Algorithm high level #

The high level idea is:

  1. Grab the following: a. An already trained model b. A random sampling of the data you would like to evalute of size X
  2. Initialize a map of {data_point_id, uniquess_dimension} to store differing data points.
  3. Run a training pass on each datapoint. Calculate the gradient up to a layer Z.
  4. Reduce the dimensionality of that vector via a random matrix {gradient_size, uniqueness_dimension} to reduce the cost of calculating gradient similarity. (Johnson-Lindenstrauss projections)
  5. Use cosine similarity to compare it to existing vectors in the list
    1. if the similarity is less than some threshold (0.3 by default) from any of the previous data points, add the new data point to the list.

Tunable parameters #

Data Set Size #

The size of the data set you are running the evaluation on will affect the runtime of the algorithm linearly.

Uniqueness dimension via Johnson-lindestrauss lemma error #

The smaller the dimension size you can reduce to, the more efficient the calculation is.

The Johnson-Lindenstrauss Lemma states that preserving the vector dimensionality within an error bound e for a dataset size N is calculated as:

k > (8 * ln(N) / e^2)

Although we are only seeking a limited number of datasets, making this match the target full dataset size ensures that there is sufficient dimensionality to understand the nuances between the dataset. The main tunable parameter is the margin of error introduced by the reduction of matrix for comparison.

For example, for 10,000 images, and a desired error of 0.001, you would have to have a base 2 dimension of roughly 8 * ln(10000) / (0.001^2)) = 73682722, or somewhere between 2^26 ~ 2^27 (rounding to some base 2 size matrix is preferred to align with scheduling on processors which primarily have cache sizes, multithreaded processor / code SM counts that align to some multiple of 2).

Number of layers to backpropagate #

This one is a model-specific choice: the more layers that backpropagation is run, the runtime complexity will multiplied by the cost to compute the backpropagation of that layer.

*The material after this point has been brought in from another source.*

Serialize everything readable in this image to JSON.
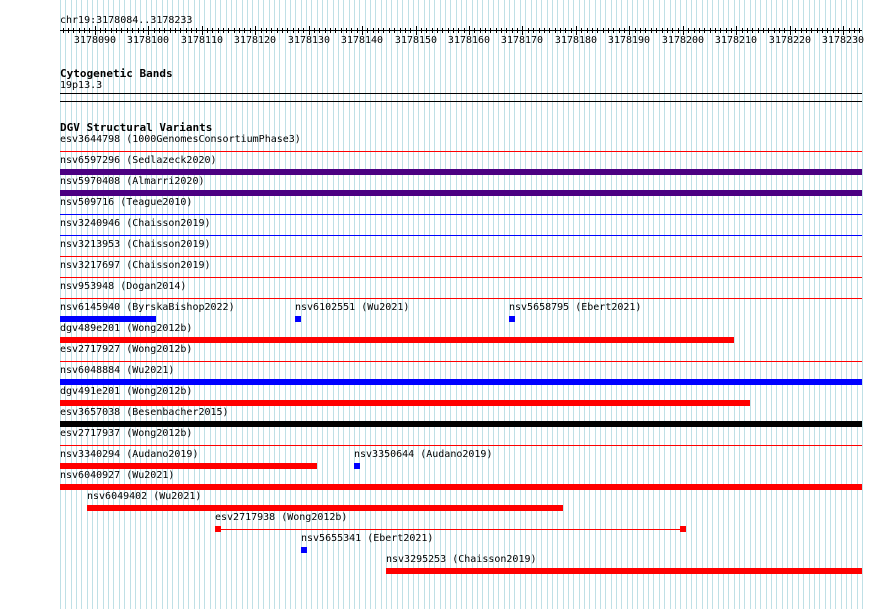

As a rule of thumb, I think you want to only go back to the number of a relatively low number of layers: there is an intuition that the later layers of a model are the ones more correlated to fine-tuned behavior for the specific task. This is probably the behavior that one is most interested in, such as wehn trying to find more datapoints of similar, but underrepresented data, to increase the distribution thereof.

Results #

I tried this out in my sandbox against my toy model based on AlexNet, which uses the Imagenette dataset. Looking at the results visually, it looks like it was able to differentiate and find examples of each of the 10 categories:

2026-03-08-data-uniqueness-via-gradient-similarity-dugs.png

Future Experiments to try #

  • focus on the gradient of a specific layer (e.g. the embeddings)
  • use dimensionality reduction via Johnson-Lindenstrauss projections
  • can we use some form of k means clustering to help group the data points?
    • this would be helpful to see how many “categories” of data there are.